Now, we are told, “transformative”
simply means—at least for computer code—a use that will
help others “create new products.” Ibid; accord, ante, at 26
(Google’s copying “can further the development of computer
programs”).
That new definition eviscerates copyright. A movie studio that converts a book into a film without permission not
only creates a new product (the film) but enables others to
“create products”—film reviews, merchandise, YouTube
highlight reels, late night television interviews, and the
like. Nearly every computer program, once copied, can be
used to create new products. Surely the majority would not
say that an author can pirate the next version of Microsoft
Word simply because he can use it to create new manuscripts.
But that's just ludicrous. The majority decision lays out all the ways Google copying the API resulted in new products -- because it enabled more programmers to write apps for Android. It's not saying that the Android copy itself was to create products. Thomas is completely misreading the issue, and I can assure you that no court is going to read the majority decision to say that standard piracy is now fair use.
Thomas claims that the majority is conflating transformative use with derivative use, but it's actually Thomas who is doing that with the above paragraph. The majority is not saying that derivative use is obviously fair use, but if the effort is transformative, using functional specs to create a system for others to make use of, then it can be transformative. Google's use wasn't derivative -- it was building an entirely different system, and wanted to include some familiar guideposts for developers.
Hilariously, after previously insisting that the Java declaring code and implementing code were too inextricably tied together to separate out what was copyrightable and what was not, Thomas then rejects that in looking at the amount used factor -- saying we must only look at the declaring code.
But the proper denominator is declaring code, not all code. A copied work is
quantitatively substantial if it could “serve as a market substitute for the original” work or “potentially licensed derivatives” of that work. Campbell, 510 U. S., at 587. The declaring code is what attracted programmers. And it is what
made Android a “market substitute” for “potentially licensed derivatives” of Oracle’s Java platform. Google’s copying was both qualitatively and quantitatively substantial.
The entire dissent is a mess of nonsense and question-begging.

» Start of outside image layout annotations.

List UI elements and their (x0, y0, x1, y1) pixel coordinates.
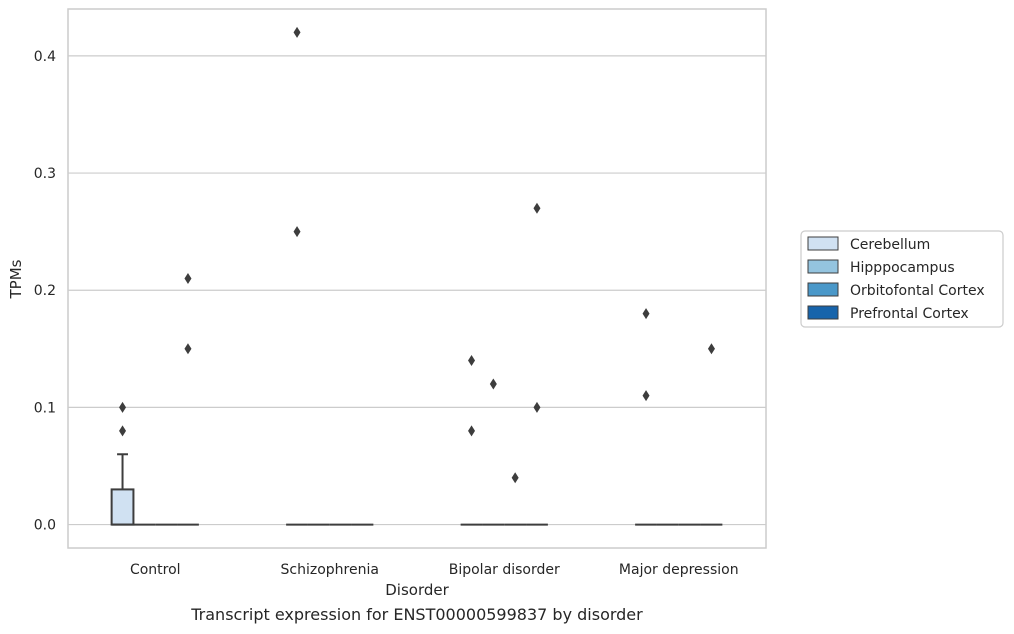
outlier-point (511, 472, 519, 484)
legend-box (800, 230, 1004, 328)
box (526, 202, 548, 526)
outlier-point (642, 390, 650, 402)
x-tick-label: Bipolar disorder (449, 562, 560, 578)
y-tick-label: 0.0 (34, 518, 56, 534)
outlier-point (707, 343, 715, 355)
legend-label: Hipppocampus (850, 260, 955, 276)
y-axis-label: TPMs (7, 259, 25, 299)
legend-label: Prefrontal Cortex (850, 306, 969, 322)
box (177, 273, 199, 526)
legend-label: Cerebellum (850, 237, 930, 253)
y-tick-label: 0.1 (34, 400, 56, 416)
box (635, 308, 657, 526)
chart-caption: Transcript expression for ENST0000059983… (191, 605, 643, 624)
outlier-point (642, 308, 650, 320)
outlier-point (293, 26, 301, 38)
legend-swatch (807, 305, 839, 320)
outlier-point (533, 401, 541, 413)
y-tick-label: 0.3 (34, 166, 56, 182)
box (504, 472, 527, 526)
box (110, 401, 135, 526)
box (700, 343, 723, 526)
outlier-point (489, 378, 497, 390)
y-axis-ticks: 0.0 0.1 0.2 0.3 0.4 (34, 49, 56, 534)
x-axis-ticks: Control Schizophrenia Bipolar disorder Majo… (130, 562, 739, 578)
box-plot-series (110, 26, 723, 526)
x-tick-label: Major depression (619, 562, 739, 578)
outlier-point (184, 273, 192, 284)
outlier-point (468, 355, 476, 367)
outlier-point (533, 202, 541, 214)
x-axis-label: Disorder (385, 581, 449, 599)
outlier-point (119, 401, 127, 413)
legend-swatch (807, 259, 839, 274)
outlier-point (293, 226, 301, 238)
box (482, 378, 505, 526)
box (286, 26, 308, 526)
legend-label: Orbitofontal Cortex (850, 283, 985, 299)
outlier-point (119, 425, 127, 437)
legend-swatch (807, 282, 839, 297)
box-body (110, 488, 135, 526)
outlier-point (468, 425, 476, 437)
x-tick-label: Control (130, 562, 181, 578)
x-tick-label: Schizophrenia (281, 562, 379, 578)
legend-swatch (807, 236, 839, 251)
plot-frame (67, 8, 767, 549)
y-tick-label: 0.2 (34, 283, 56, 299)
grid-lines (68, 55, 766, 526)
outlier-point (184, 343, 192, 355)
box (460, 355, 483, 526)
y-tick-label: 0.4 (34, 49, 56, 65)
legend: Cerebellum Hipppocampus Orbitofontal Corte… (800, 230, 1004, 328)
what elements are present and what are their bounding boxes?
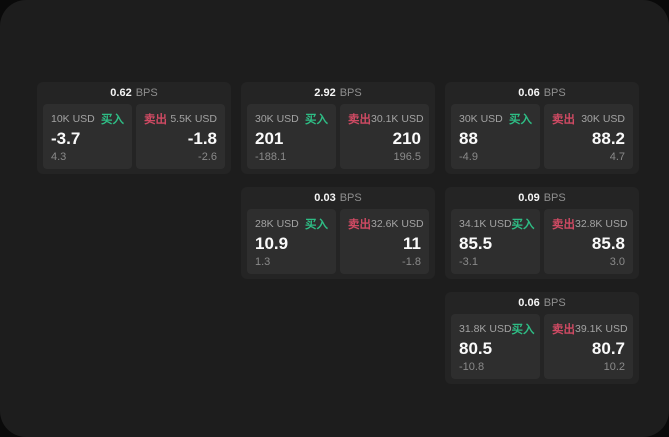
sell-sub-value: 3.0: [609, 256, 625, 268]
buy-side-label: 买入: [101, 114, 124, 126]
sell-side-label: 卖出: [144, 114, 167, 126]
sell-sub-value: 10.2: [603, 361, 625, 373]
sell-price: -1.8: [187, 129, 217, 148]
sell-notional: 30K USD: [581, 113, 625, 125]
quote-tiles: 28K USD 买入 10.9 1.3 卖出 32.6K USD 11 -1.8: [247, 209, 429, 274]
bps-unit: BPS: [339, 192, 362, 204]
bps-unit: BPS: [135, 87, 158, 99]
card-header: 0.06 BPS: [451, 82, 633, 104]
buy-side-label: 买入: [511, 219, 535, 231]
sell-tile[interactable]: 卖出 5.5K USD -1.8 -2.6: [136, 104, 225, 169]
buy-sub-value: -3.1: [459, 256, 478, 268]
buy-price: 201: [255, 129, 284, 148]
sell-sub-value: -2.6: [198, 151, 217, 163]
buy-price: 10.9: [255, 234, 289, 253]
buy-tile[interactable]: 28K USD 买入 10.9 1.3: [247, 209, 336, 274]
sell-price: 80.7: [591, 339, 625, 358]
quote-card-2: 2.92 BPS 30K USD 买入 201 -188.1 卖出 30.1K U…: [241, 82, 435, 174]
card-header: 0.09 BPS: [451, 187, 633, 209]
buy-tile[interactable]: 30K USD 买入 201 -188.1: [247, 104, 336, 169]
bps-unit: BPS: [543, 297, 566, 309]
card-header: 0.62 BPS: [43, 82, 225, 104]
card-header: 0.03 BPS: [247, 187, 429, 209]
buy-price: -3.7: [51, 129, 81, 148]
buy-notional: 28K USD: [255, 218, 299, 230]
buy-sub-value: -10.8: [459, 361, 485, 373]
quote-card-6: 0.06 BPS 31.8K USD 买入 80.5 -10.8 卖出 39.1K…: [445, 292, 639, 384]
buy-price: 85.5: [459, 234, 493, 253]
quote-card-4: 0.03 BPS 28K USD 买入 10.9 1.3 卖出 32.6K USD: [241, 187, 435, 279]
buy-tile[interactable]: 34.1K USD 买入 85.5 -3.1: [451, 209, 540, 274]
buy-sub-value: -188.1: [255, 151, 287, 163]
bps-value: 0.09: [518, 192, 540, 204]
buy-notional: 30K USD: [255, 113, 299, 125]
sell-notional: 32.6K USD: [371, 218, 424, 230]
buy-notional: 30K USD: [459, 113, 503, 125]
buy-price: 80.5: [459, 339, 493, 358]
quote-tiles: 31.8K USD 买入 80.5 -10.8 卖出 39.1K USD 80.…: [451, 314, 633, 379]
quote-tiles: 30K USD 买入 201 -188.1 卖出 30.1K USD 210 1…: [247, 104, 429, 169]
quote-card-grid: 0.62 BPS 10K USD 买入 -3.7 4.3 卖出 5.5K USD: [37, 82, 639, 384]
buy-sub-value: 4.3: [51, 151, 67, 163]
sell-notional: 32.8K USD: [575, 218, 628, 230]
sell-sub-value: -1.8: [402, 256, 421, 268]
card-header: 0.06 BPS: [451, 292, 633, 314]
quote-tiles: 30K USD 买入 88 -4.9 卖出 30K USD 88.2 4.7: [451, 104, 633, 169]
buy-notional: 10K USD: [51, 113, 95, 125]
sell-tile[interactable]: 卖出 30.1K USD 210 196.5: [340, 104, 429, 169]
bps-value: 0.06: [518, 297, 540, 309]
sell-price: 11: [403, 234, 421, 253]
sell-tile[interactable]: 卖出 39.1K USD 80.7 10.2: [544, 314, 633, 379]
buy-sub-value: 1.3: [255, 256, 271, 268]
sell-tile[interactable]: 卖出 30K USD 88.2 4.7: [544, 104, 633, 169]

In the end, this is a good decision and helps avoid the disaster that would have occurred if Oracle's viewpoint had won out. Somewhat ironically, as we've pointed out before, Google winning on this argument is actually good for competition, as it will also create more opportunities for new companies to undermine Google's own position in the market as well. This is a good ruling and the entire software development community can breathe a bit easier.